The fight as good as over, Foreman closed the show courtesy of some vicious left hand missiles that exploded off Norton’s jaw, with Foreman’s right uppercut also doing major damage, and with one more gargantuan left chucked in for good measure. Norton crashed to the mat, his arms outstretched. Bravely trying to get back up but half collapsing into the ropes as he did so, Norton was pulled out by his corner, this as a menacing Foreman stood just inches away from him, the champion seemingly happy to unleash more hell should he be permitted to do so.

It was a magnificent display of raw, pinpoint accurate punching from the young champion, and Foreman seemed set to rule the division for many years to come. Ali, whether or not he was shocked by what he had just seen Foreman do to the same Norton who had pushed him to the wire two times, went into verbal overdrive when asked how he could possibly beat Foreman.

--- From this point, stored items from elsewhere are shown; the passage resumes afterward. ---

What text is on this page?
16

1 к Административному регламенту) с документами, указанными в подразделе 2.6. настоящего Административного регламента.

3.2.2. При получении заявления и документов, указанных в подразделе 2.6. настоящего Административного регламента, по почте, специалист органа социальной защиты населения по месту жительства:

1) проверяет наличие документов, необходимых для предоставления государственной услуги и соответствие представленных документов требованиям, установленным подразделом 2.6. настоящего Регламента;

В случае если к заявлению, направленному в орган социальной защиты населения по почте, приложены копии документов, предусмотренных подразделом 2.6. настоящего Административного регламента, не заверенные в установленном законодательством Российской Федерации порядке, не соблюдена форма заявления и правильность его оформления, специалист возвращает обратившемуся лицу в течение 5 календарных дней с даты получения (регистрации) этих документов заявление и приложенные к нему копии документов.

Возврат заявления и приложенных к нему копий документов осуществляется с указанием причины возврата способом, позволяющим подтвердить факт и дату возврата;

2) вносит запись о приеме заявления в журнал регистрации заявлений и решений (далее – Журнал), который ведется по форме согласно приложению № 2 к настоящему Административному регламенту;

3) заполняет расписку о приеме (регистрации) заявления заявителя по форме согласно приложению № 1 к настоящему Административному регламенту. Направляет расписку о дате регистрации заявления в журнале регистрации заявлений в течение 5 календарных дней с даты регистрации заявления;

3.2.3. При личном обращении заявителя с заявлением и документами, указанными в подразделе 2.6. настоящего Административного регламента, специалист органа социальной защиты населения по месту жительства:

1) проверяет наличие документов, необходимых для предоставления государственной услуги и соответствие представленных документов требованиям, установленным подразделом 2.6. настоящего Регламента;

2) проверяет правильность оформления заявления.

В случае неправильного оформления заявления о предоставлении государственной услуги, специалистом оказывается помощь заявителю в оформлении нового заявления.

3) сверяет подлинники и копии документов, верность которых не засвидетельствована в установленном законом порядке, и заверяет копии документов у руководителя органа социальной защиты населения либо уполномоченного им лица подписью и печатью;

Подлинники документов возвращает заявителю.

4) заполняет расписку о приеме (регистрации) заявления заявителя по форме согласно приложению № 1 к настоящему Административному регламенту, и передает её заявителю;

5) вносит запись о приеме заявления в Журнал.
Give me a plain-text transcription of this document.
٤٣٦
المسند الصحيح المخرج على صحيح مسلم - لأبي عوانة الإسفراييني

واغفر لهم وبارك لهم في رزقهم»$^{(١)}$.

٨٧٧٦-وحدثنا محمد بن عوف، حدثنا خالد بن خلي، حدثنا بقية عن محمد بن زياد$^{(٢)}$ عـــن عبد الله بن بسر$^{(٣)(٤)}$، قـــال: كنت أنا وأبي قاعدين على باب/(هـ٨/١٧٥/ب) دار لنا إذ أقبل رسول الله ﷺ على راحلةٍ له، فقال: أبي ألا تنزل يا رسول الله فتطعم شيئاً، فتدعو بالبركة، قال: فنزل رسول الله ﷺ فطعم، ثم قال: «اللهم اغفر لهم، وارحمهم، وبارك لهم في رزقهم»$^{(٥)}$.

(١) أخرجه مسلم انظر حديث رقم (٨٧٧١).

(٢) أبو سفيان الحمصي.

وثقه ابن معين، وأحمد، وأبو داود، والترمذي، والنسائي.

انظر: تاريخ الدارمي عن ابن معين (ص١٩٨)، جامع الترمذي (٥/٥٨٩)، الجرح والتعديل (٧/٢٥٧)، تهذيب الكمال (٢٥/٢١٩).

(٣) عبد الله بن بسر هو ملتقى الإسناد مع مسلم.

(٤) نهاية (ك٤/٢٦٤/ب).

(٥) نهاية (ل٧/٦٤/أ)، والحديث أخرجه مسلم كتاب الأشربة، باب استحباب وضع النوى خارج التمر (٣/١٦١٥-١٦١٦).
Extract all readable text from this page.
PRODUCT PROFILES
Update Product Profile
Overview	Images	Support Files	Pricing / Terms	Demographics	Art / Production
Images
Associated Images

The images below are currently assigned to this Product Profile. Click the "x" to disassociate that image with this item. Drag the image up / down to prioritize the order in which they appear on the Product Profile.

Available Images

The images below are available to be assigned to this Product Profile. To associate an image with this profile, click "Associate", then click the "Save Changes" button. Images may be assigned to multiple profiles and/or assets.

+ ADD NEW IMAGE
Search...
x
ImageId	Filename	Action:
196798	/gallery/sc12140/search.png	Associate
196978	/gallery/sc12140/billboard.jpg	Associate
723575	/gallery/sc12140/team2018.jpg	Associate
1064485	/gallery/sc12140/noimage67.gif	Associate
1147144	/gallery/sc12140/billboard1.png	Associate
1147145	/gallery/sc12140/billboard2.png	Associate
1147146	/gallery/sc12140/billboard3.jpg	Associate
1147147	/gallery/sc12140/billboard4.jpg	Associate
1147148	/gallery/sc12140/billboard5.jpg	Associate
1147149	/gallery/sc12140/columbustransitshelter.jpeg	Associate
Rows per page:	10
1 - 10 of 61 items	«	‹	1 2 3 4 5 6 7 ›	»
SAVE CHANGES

Ali would of course meet Foreman later that year, the fight scheduled for September, but actually taking place in October. But for now, Ali’s African miracle would have to wait. George Foreman was the heavyweight king and nobody was going to take his crown. Or so we thought.

“Once I got him hurt I didn’t let him come out of it,” Foreman said in the ring after the win over Norton. “I’ve been punching hard and I won, and I’m proud, okay?

Foreman’s thunderous punches were more than okay, they were lethal. Looking back at Foreman’s combination of power, accuracy, and speed of hand, the destruction job he did on Norton may well have been the peak performance from “Big George.”